The cost was not the only larger thing about the original floor plan, according to Rider.
"It was a lot bigger facility," he said. "This one, we felt we’ve paired it down to what
we need – no bells and whistles.
It’s a PE facility, a couple locker rooms, storage room and safe room."
Rider said a new building will help with growth in enrollment.
"It’s bigger than the other facility that we had that’s outdated and not in very good shape,"
 he said. "We have a wonderful gym, so it’s not replacing that. It’s just going to be used
as a PE facility. Right now, the only programs that really use our other PE facility is just the elementary school up to about fifth and sixth."
Rider said the floor in that facility is cracked and not useful for activities such as basketball.
"They don’t use it for any basketball practice, any organized sport practice," he said.
"This would allow us for every student pre-K through 12 to have access to the facility
for PE, athletics, after school programs."
At this time, Turpin is not looking at any other building projects, and Rider said this
likely will not happen unless the district experiences a significant growth spurt.
"Right now, our numbers are down from what they were about 15 years ago,"
he said. "We were over 500. Now, we’re over 400. As far as classroom space,
space in our school, we have adequate space.
We don’t have a lot of extra space, but we have adequate space right now."
Following the failure of the first bond, Rider said the Turpin School Board
reevaluated the project and got feedback from community members to see
what could be done to make the facility a reality. "They felt they got the
feedback from the community that maybe the last one was just too much," he said.
 "It had four locker rooms and all these public bathrooms in it.
That wasn’t the intent.

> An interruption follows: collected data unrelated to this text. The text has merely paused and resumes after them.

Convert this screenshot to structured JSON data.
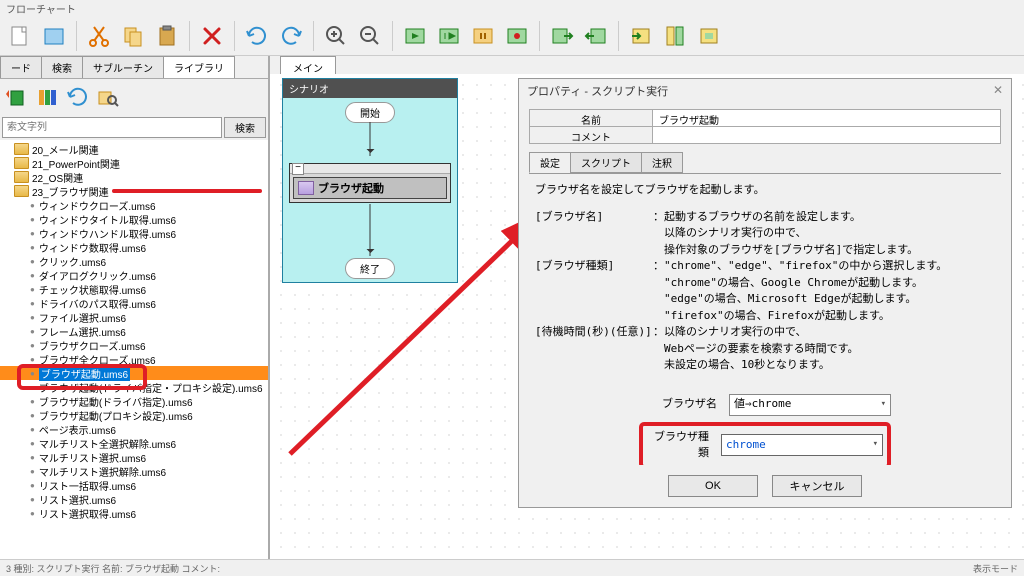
{
  "title": "フローチャート",
  "left_tabs": [
    "ード",
    "検索",
    "サブルーチン",
    "ライブラリ"
  ],
  "search": {
    "placeholder": "索文字列",
    "button": "検索"
  },
  "tree": [
    {
      "type": "folder",
      "label": "20_メール関連"
    },
    {
      "type": "folder",
      "label": "21_PowerPoint関連"
    },
    {
      "type": "folder",
      "label": "22_OS関連"
    },
    {
      "type": "folder",
      "label": "23_ブラウザ関連",
      "redline": true
    },
    {
      "type": "file",
      "label": "ウィンドウクローズ.ums6"
    },
    {
      "type": "file",
      "label": "ウィンドウタイトル取得.ums6"
    },
    {
      "type": "file",
      "label": "ウィンドウハンドル取得.ums6"
    },
    {
      "type": "file",
      "label": "ウィンドウ数取得.ums6"
    },
    {
      "type": "file",
      "label": "クリック.ums6"
    },
    {
      "type": "file",
      "label": "ダイアログクリック.ums6"
    },
    {
      "type": "file",
      "label": "チェック状態取得.ums6"
    },
    {
      "type": "file",
      "label": "ドライバのパス取得.ums6"
    },
    {
      "type": "file",
      "label": "ファイル選択.ums6"
    },
    {
      "type": "file",
      "label": "フレーム選択.ums6"
    },
    {
      "type": "file",
      "label": "ブラウザクローズ.ums6"
    },
    {
      "type": "file",
      "label": "ブラウザ全クローズ.ums6"
    },
    {
      "type": "file",
      "label": "ブラウザ起動.ums6",
      "selected": true
    },
    {
      "type": "file",
      "label": "ブラウザ起動(ドライバ指定・プロキシ設定).ums6"
    },
    {
      "type": "file",
      "label": "ブラウザ起動(ドライバ指定).ums6"
    },
    {
      "type": "file",
      "label": "ブラウザ起動(プロキシ設定).ums6"
    },
    {
      "type": "file",
      "label": "ページ表示.ums6"
    },
    {
      "type": "file",
      "label": "マルチリスト全選択解除.ums6"
    },
    {
      "type": "file",
      "label": "マルチリスト選択.ums6"
    },
    {
      "type": "file",
      "label": "マルチリスト選択解除.ums6"
    },
    {
      "type": "file",
      "label": "リスト一括取得.ums6"
    },
    {
      "type": "file",
      "label": "リスト選択.ums6"
    },
    {
      "type": "file",
      "label": "リスト選択取得.ums6"
    }
  ],
  "main_tab": "メイン",
  "scenario": {
    "title": "シナリオ",
    "start": "開始",
    "action": "ブラウザ起動",
    "end": "終了"
  },
  "prop": {
    "title": "プロパティ - スクリプト実行",
    "name_label": "名前",
    "name_value": "ブラウザ起動",
    "comment_label": "コメント",
    "comment_value": "",
    "tabs": [
      "設定",
      "スクリプト",
      "注釈"
    ],
    "intro": "ブラウザ名を設定してブラウザを起動します。",
    "rows": [
      {
        "k": "[ブラウザ名]",
        "v": [
          "：起動するブラウザの名前を設定します。",
          "　以降のシナリオ実行の中で、",
          "　操作対象のブラウザを[ブラウザ名]で指定します。"
        ]
      },
      {
        "k": "[ブラウザ種類]",
        "v": [
          "：\"chrome\"、\"edge\"、\"firefox\"の中から選択します。",
          "　\"chrome\"の場合、Google Chromeが起動します。",
          "　\"edge\"の場合、Microsoft Edgeが起動します。",
          "　\"firefox\"の場合、Firefoxが起動します。"
        ]
      },
      {
        "k": "[待機時間(秒)(任意)]",
        "v": [
          "：以降のシナリオ実行の中で、",
          "　Webページの要素を検索する時間です。",
          "　未設定の場合、10秒となります。"
        ]
      }
    ],
    "cfg1_label": "ブラウザ名",
    "cfg1_value": "値⇒chrome",
    "cfg2_label": "ブラウザ種類",
    "cfg2_value": "chrome",
    "ok": "OK",
    "cancel": "キャンセル"
  },
  "status_left": "3  種別: スクリプト実行  名前: ブラウザ起動  コメント:",
  "status_right": "表示モード"
}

It just kind of grew.
They decided to go back and rerun this just exactly, with no extra stuff, just what we need."
The only current underground facility at Turpin schools is one utilized by cheerleaders. Rider said the new building, which is about 9,600 square feet, will give the district a facility big enough for everyone in the school system."I think the original plan has three entryways," he said. "We have eight different entries just in this building. Elementary has probably the same number.
That’s an issue for all schools."
The new building would be centrally located between the elementary, middle and
high school buildings in Turpin."It’s a monolithic dome," Rider said. "The whole facility
meets the FEMA standard for storm shelters. It would hold approximately 1,400 to 1,600 people.
We have about 410 kids, so it would easily do our community and school all together. The storm shelter is an added bonus. It is for PE for our younger kids. We’re finally getting a lot of interest with our younger parents with Kids Inc. A lot of our teams play with Kids Inc. in Liberal. Right now, they don’t like to use this gym."
Turpin currently has a transportation bond on the board, and with the new project, a patron paying $100 in property taxes can expect to pay $114 for the first two years, with the rate going down beginning in the third year to about $108. The tax rate would continue to decline until the bond is paid off in year 10.As for the current structure, Rider said it would be kept, but it would be used for storage and indoor softball and baseball. The bond is set for an election on Aug. 26, and the Turpin district and hosted a community meeting at 7 p.m. Aug. 11 in the high school auditorium to discuss the issue."We have a board meeting that night, and the very first thing, they’re going to open it up to question and answer," Rider said. "Our guy that’s doing the bond is going to be here to answer any financial questions. "The superintendent said everyone is invited to call Turpin schools and the district’s school board with any questions they may have about the bond."We just want to get it out and be very open," he said. "We don’t want people thinking we’re trying to hide anything. We want it to be very public and people have the opportunity to voice their opini*ons and vote their will, whatever it may be."